Explanation for ball hovering in a vertical stream

[rcgldr]

Example video I made a few years go:



Note that most of the air interacting with the ball flows around the ball, as demonstrated near the end of the video where a tube is used to prevent flow around the ball, causing the ball to shoot upwards.

The main point of this post is the explanation for the self stability of the ball to remain centered in the stream, even when the stream is tilted significantly.

One explanation I often read states that the pressure in the higher speed middle of the stream is less than the pressure on the slower speed outer portions of the stream, so the ball tends to hover in the lower pressure zone. The issue with this idea is that the impact effects of the flow with the ball result in the change in momentum being greater at the center of the ball where a small portion of the flow stops in a stagnation zone, than the change in momentum of the air impacting the ball away from the center of the ball.

It's my belief that the ball's stability is due to Coanda / Magnus effect. Say the flow around the the outer surface of the ball tends to follow the surface of a the ball for a nearly fixed angle of deflection, detaching away from the ball somewhere along the upper surface of the ball. The flow at the sides of the stream diverges outwards, while the flow in the center of the stream remains vertical (until it collides with the ball). If the ball shifts to one side of the stream, then the flow on the oustide of the stream has a greater angle from vertical than the flow on the inside of the stream. Since the flow remains attached for the same angle of displacement, the flow on the outside stream detaches sooner with less horizontal deflection than the flow on the inside of the stream. The net result is that the wake of the flow is diverted outwards. There is a Newton third law pair of forces involved with the Coanda / Magnus effect, the off center ball exterting an outwards force on the air, diverting the wake of air outwards coexistant with the air exerting an inwards force on the ball. I believe this inwards force of the air on an off centered ball is why the ball returns back to the center of the stream and why the ball's position within the stream is stable.

 

[CWatters]

It's my belief that the ball's stability is due to Coanda / Magnus effect.

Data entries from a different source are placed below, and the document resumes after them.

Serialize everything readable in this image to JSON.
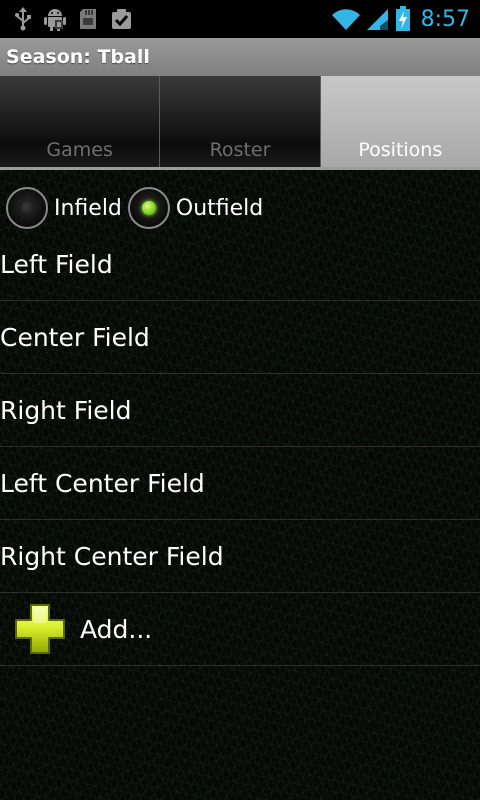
{
  "status_bar": {
    "left_icons": [
      "usb-icon",
      "android-debug-icon",
      "sd-card-icon",
      "checkbox-task-icon"
    ],
    "right_icons": [
      "wifi-icon",
      "signal-icon",
      "battery-charging-icon"
    ],
    "time": "8:57",
    "accent_color": "#33b5e5"
  },
  "title_bar": {
    "title": "Season: Tball"
  },
  "tabs": [
    {
      "label": "Games",
      "selected": false
    },
    {
      "label": "Roster",
      "selected": false
    },
    {
      "label": "Positions",
      "selected": true
    }
  ],
  "filter": {
    "options": [
      {
        "label": "Infield",
        "checked": false
      },
      {
        "label": "Outfield",
        "checked": true
      }
    ]
  },
  "positions": [
    {
      "label": "Left Field"
    },
    {
      "label": "Center Field"
    },
    {
      "label": "Right Field"
    },
    {
      "label": "Left Center Field"
    },
    {
      "label": "Right Center Field"
    }
  ],
  "add_row": {
    "icon": "plus-icon",
    "label": "Add..."
  }
}
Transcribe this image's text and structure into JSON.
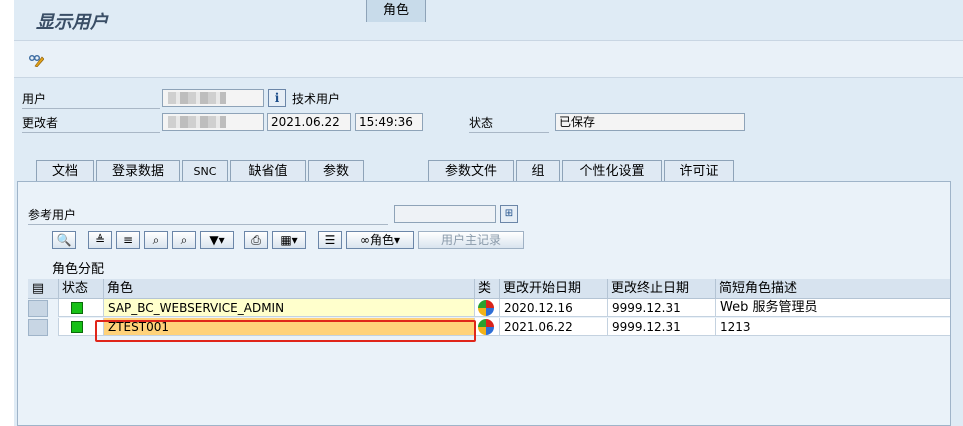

http://en.wikipedia.org/wiki/Coandă_effect

A spinning ping pong ball is held in a diagonal stream of air by the Coandă Effect. The ball "sticks" to the lower side of the air stream, which (in combination with the Magnus effect) stops the ball from falling down. The jet as a whole keeps the ball some distance from the jet exhaust, and gravity prevents it from being blown away.

 

[rcgldr]

A spinning ping pong ball

As seen in the video the ping pong ball doesn't need to spin to remain stable, even in a diagonal stream.

After reading the side article on the Wiki Coanda effect, showing the ping pong ball being stable in a diagonal stream, the explantion is Coanda effect (the point I've been making) in combination with Magnus effect also occurring when the ball ends up spinning in the "right" direction. My point is that the Coanda effect alone is sufficient for stability, and Magnus effect is a minor contributor, since I can reverse the angle of the diagonal stream, and in spite of the ball initially spinning the "wrong way", it remains stable.

What's missing from the side article is noting that the stream is expanding (larger cross sectional area) as it slows down (mass flow is somewhat constant, there is interaction due to viscosity with the surrounding air). The expanding stream means the outer portions of the stream are angled outwards relative to the stream, while the inner portions are angled less outwards. It's this difference in angle relative to the stream combined with Coanda effect that results in an offset ball producing an outwards wake and experiencing an inwards corrective force.